You should update these your stored values in your handler for CredentialsUpdated.

Finally in the handlers for TokenRefreshFailed and Unauthenticated events you should remove any stored values you have for the DID and the service.

Restoring or recreating a session

To restore a session from a refresh token (or an access token if you still have a valid one) first create an instance of AtProtoCredential using AtProtoCredential.Create() with the information you stored securely then pass it to RefreshCredentials().

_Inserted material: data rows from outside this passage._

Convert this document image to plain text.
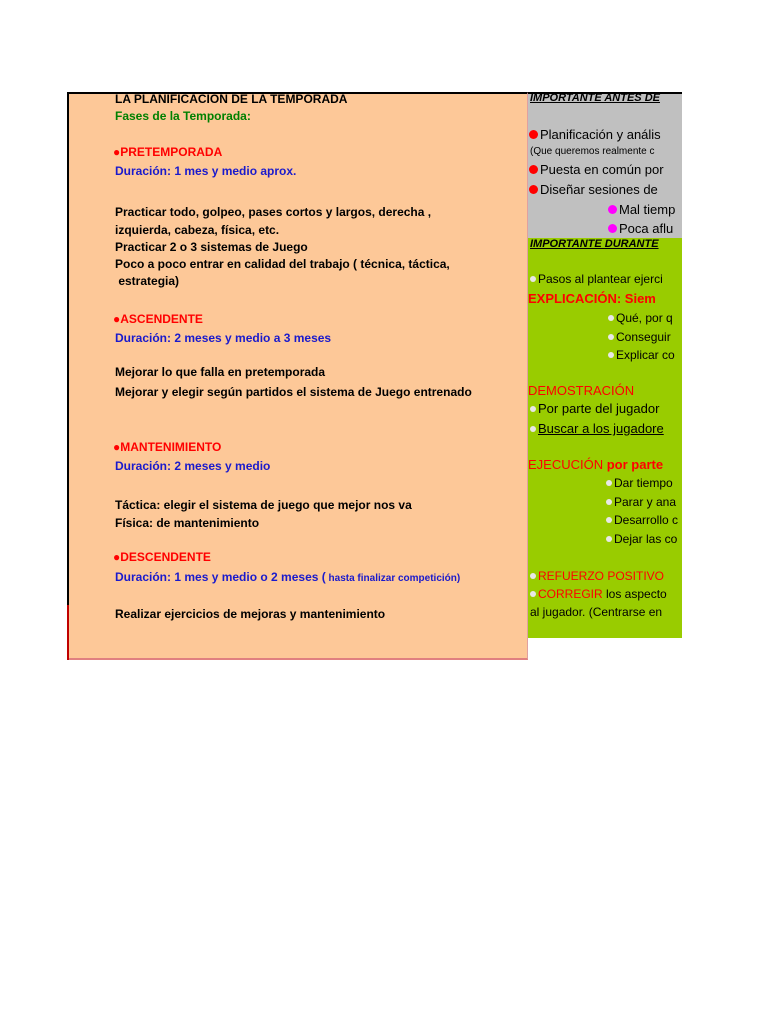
LA PLANIFICACIÓN DE LA TEMPORADA
Fases de la Temporada:
●PRETEMPORADA
Duración: 1 mes y medio aprox.
Practicar todo, golpeo, pases cortos y largos, derecha ,
izquierda, cabeza, física, etc.
Practicar 2 o 3 sistemas de Juego
Poco a poco entrar en calidad del trabajo ( técnica, táctica,
estrategia)
●ASCENDENTE
Duración: 2 meses y medio a 3 meses
Mejorar lo que falla en pretemporada
Mejorar y elegir según partidos el sistema de Juego entrenado
●MANTENIMIENTO
Duración: 2 meses y medio
Táctica: elegir el sistema de juego que mejor nos va
Física: de mantenimiento
●DESCENDENTE
Duración: 1 mes y medio o 2 meses ( hasta finalizar competición)
Realizar ejercicios de mejoras y mantenimiento
IMPORTANTE ANTES DE
Planificación y anális
(Que queremos realmente c
Puesta en común por
Diseñar sesiones de
Mal tiemp
Poca aflu
IMPORTANTE DURANTE
Pasos al plantear ejerci
EXPLICACIÓN: Siem
Qué, por q
Conseguir
Explicar co
DEMOSTRACIÓN
Por parte del jugador
Buscar a los jugadore
EJECUCIÓN por parte
Dar tiempo
Parar y ana
Desarrollo c
Dejar las co
REFUERZO POSITIVO
CORREGIR los aspecto
al jugador. (Centrarse en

AtProtoCredential restoredCredential = AtProtoCredential.Create(
    service: persistedLoginState.Service,
    authenticationType: persistedLoginState.AuthenticationType,
    refreshToken: persistedLoginState.RefreshToken,
    dPoPProofKey: persistedLoginState.DPoPProofKey,
    dPoPNonce: persistedLoginState.DPoPNonce);

bool resumeResult = await agent.RefreshCredentials(
    credential: restoredCredential);

if (!resumeResult.Succeeded)
{
    Console.WriteLine($"Restore failed.");
}

If the resume is successful the agent will be populated with the current access and refresh tokens and the session will be valid for authenticated calls.If the tokens were refreshed during restoration (which happens if you have a refresh token, but no access token, or the access token is expired) the CredentialsUpdated event will be raised, where you should store the newly refresh credentials.